Remember Richard Florida, economic development expert and author of “The Rise of the Creative Class”? He has served as guru to lots of cities that were losing population, first to the suburbs, then the exurbs, leaving an economically depressed urban core.
His theory that urban revival depends on cities attracting a young, well-educated, “creative class” of hipsters gained some currency in Roanoke over the last few years, inspiring a surge of downtown living.
Being hip, though, doesn’t necessarily translate into general prosperity. Joel Kotkin writes in a sobering assessment in The Daily Beast Wednesday, “Florida himself, in his role as an editor at The Atlantic, admitted last month what his critics, including myself, have said for a decade: that the benefits of appealing to the creative class accrue largely to its members — and do little to make anyone else any better off.”
One criticism is that when high-skilled, knowledge-based professionals move in, any wage increases that blue-collar and service workers might see is eaten up by higher housing costs.

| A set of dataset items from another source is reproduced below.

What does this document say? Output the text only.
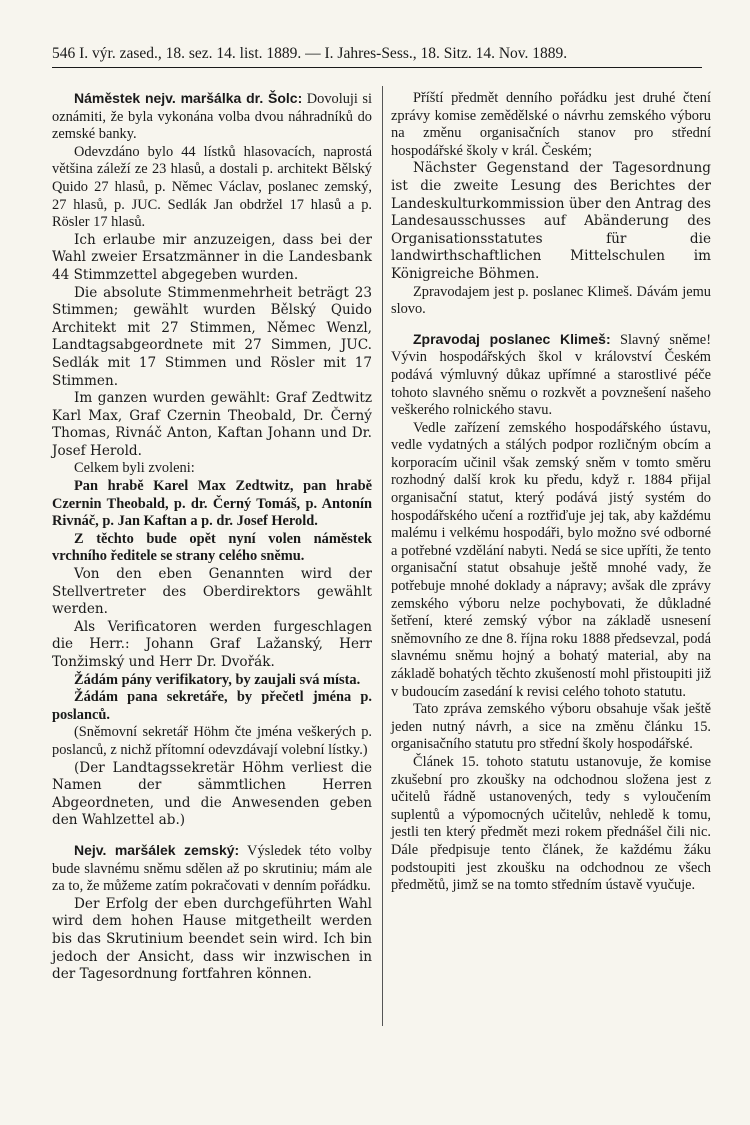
546 I. výr. zased., 18. sez. 14. list. 1889. — I. Jahres-Sess., 18. Sitz. 14. Nov. 1889.

Náměstek nejv. maršálka dr. Šolc: Dovoluji si oznámiti, že byla vykonána volba dvou náhradníků do zemské banky.

Odevzdáno bylo 44 lístků hlasovacích, naprostá většina záleží ze 23 hlasů, a dostali p. architekt Bělský Quido 27 hlasů, p. Němec Václav, poslanec zemský, 27 hlasů, p. JUC. Sedlák Jan obdržel 17 hlasů a p. Rösler 17 hlasů.

Ich erlaube mir anzuzeigen, dass bei der Wahl zweier Ersatzmänner in die Landesbank 44 Stimmzettel abgegeben wurden.

Die absolute Stimmenmehrheit beträgt 23 Stimmen; gewählt wurden Bělský Quido Architekt mit 27 Stimmen, Němec Wenzl, Landtagsabgeordnete mit 27 Simmen, JUC. Sedlák mit 17 Stimmen und Rösler mit 17 Stimmen.

Im ganzen wurden gewählt: Graf Zedtwitz Karl Max, Graf Czernin Theobald, Dr. Černý Thomas, Rivnáč Anton, Kaftan Johann und Dr. Josef Herold.

Celkem byli zvoleni:

Pan hrabě Karel Max Zedtwitz, pan hrabě Czernin Theobald, p. dr. Černý Tomáš, p. Antonín Rivnáč, p. Jan Kaftan a p. dr. Josef Herold.

Z těchto bude opět nyní volen náměstek vrchního ředitele se strany celého sněmu.

Von den eben Genannten wird der Stellvertreter des Oberdirektors gewählt werden.

Als Verificatoren werden furgeschlagen die Herr.: Johann Graf Lažanský, Herr Tonžimský und Herr Dr. Dvořák.

Žádám pány verifikatory, by zaujali svá místa.

Žádám pana sekretáře, by přečetl jména p. poslanců.

(Sněmovní sekretář Höhm čte jména veškerých p. poslanců, z nichž přítomní odevzdávají volební lístky.)

(Der Landtagssekretär Höhm verliest die Namen der sämmtlichen Herren Abgeordneten, und die Anwesenden geben den Wahlzettel ab.)

Nejv. maršálek zemský: Výsledek této volby bude slavnému sněmu sdělen až po skrutiniu; mám ale za to, že můžeme zatím pokračovati v denním pořádku.

Der Erfolg der eben durchgeführten Wahl wird dem hohen Hause mitgetheilt werden bis das Skrutinium beendet sein wird. Ich bin jedoch der Ansicht, dass wir inzwischen in der Tagesordnung fortfahren können.

Příští předmět denního pořádku jest druhé čtení zprávy komise zemědělské o návrhu zemského výboru na změnu organisačních stanov pro střední hospodářské školy v král. Českém;

Nächster Gegenstand der Tagesordnung ist die zweite Lesung des Berichtes der Landeskulturkommission über den Antrag des Landesausschusses auf Abänderung des Organisationsstatutes für die landwirthschaftlichen Mittelschulen im Königreiche Böhmen.

Zpravodajem jest p. poslanec Klimeš. Dávám jemu slovo.

Zpravodaj poslanec Klimeš: Slavný sněme! Vývin hospodářských škol v království Českém podává výmluvný důkaz upřímné a starostlivé péče tohoto slavného sněmu o rozkvět a povznešení našeho veškerého rolnického stavu.

Vedle zařízení zemského hospodářského ústavu, vedle vydatných a stálých podpor rozličným obcím a korporacím učinil však zemský sněm v tomto směru rozhodný další krok ku předu, když r. 1884 přijal organisační statut, který podává jistý systém do hospodářského učení a roztřiďuje jej tak, aby každému malému i velkému hospodáři, bylo možno své odborné a potřebné vzdělání nabyti. Nedá se sice upříti, že tento organisační statut obsahuje ještě mnohé vady, že potřebuje mnohé doklady a nápravy; avšak dle zprávy zemského výboru nelze pochybovati, že důkladné šetření, které zemský výbor na základě usnesení sněmovního ze dne 8. října roku 1888 předsevzal, podá slavnému sněmu hojný a bohatý material, aby na základě bohatých těchto zkušeností mohl přistoupiti již v budoucím zasedání k revisi celého tohoto statutu.

Tato zpráva zemského výboru obsahuje však ještě jeden nutný návrh, a sice na změnu článku 15. organisačního statutu pro střední školy hospodářské.

Článek 15. tohoto statutu ustanovuje, že komise zkušební pro zkoušky na odchodnou složena jest z učitelů řádně ustanovených, tedy s vyloučením suplentů a výpomocných učitelův, nehledě k tomu, jestli ten který předmět mezi rokem přednášel čili nic. Dále předpisuje tento článek, že každému žáku podstoupiti jest zkoušku na odchodnou ze všech předmětů, jimž se na tomto středním ústavě vyučuje.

Kotkin notes: “Perhaps the best that can be said about the creative-class idea is that it follows a real, if overhyped, phenomenon: the movement of young, largely single, childless and sometimes gay people into urban neighborhoods.” In most places, though,the divide between haves and have-nots just grows wider.
Cities, particularly in the Rust Belt, that depend on enclaves of “the creatives” to remake their economies can forget about it. Kotkin writes, “Investments in ‘cool’ districts may well appeal to some young professionals, particularly before they get married and have children. But overall, as Florida himself now admits, it has done little overall for the urban middle class, much less the working class or the poor.”
The cities that he and others look to are much bigger than Roanoke, of course. I’m not sure how much a parallel can be drawn between what’s happening in my hometown of St. Louis, say, and here. But some of the observations ring true.
I can’t quite believe, though, that a valley where a giant neon star has iconic status will ever be too hip to be real.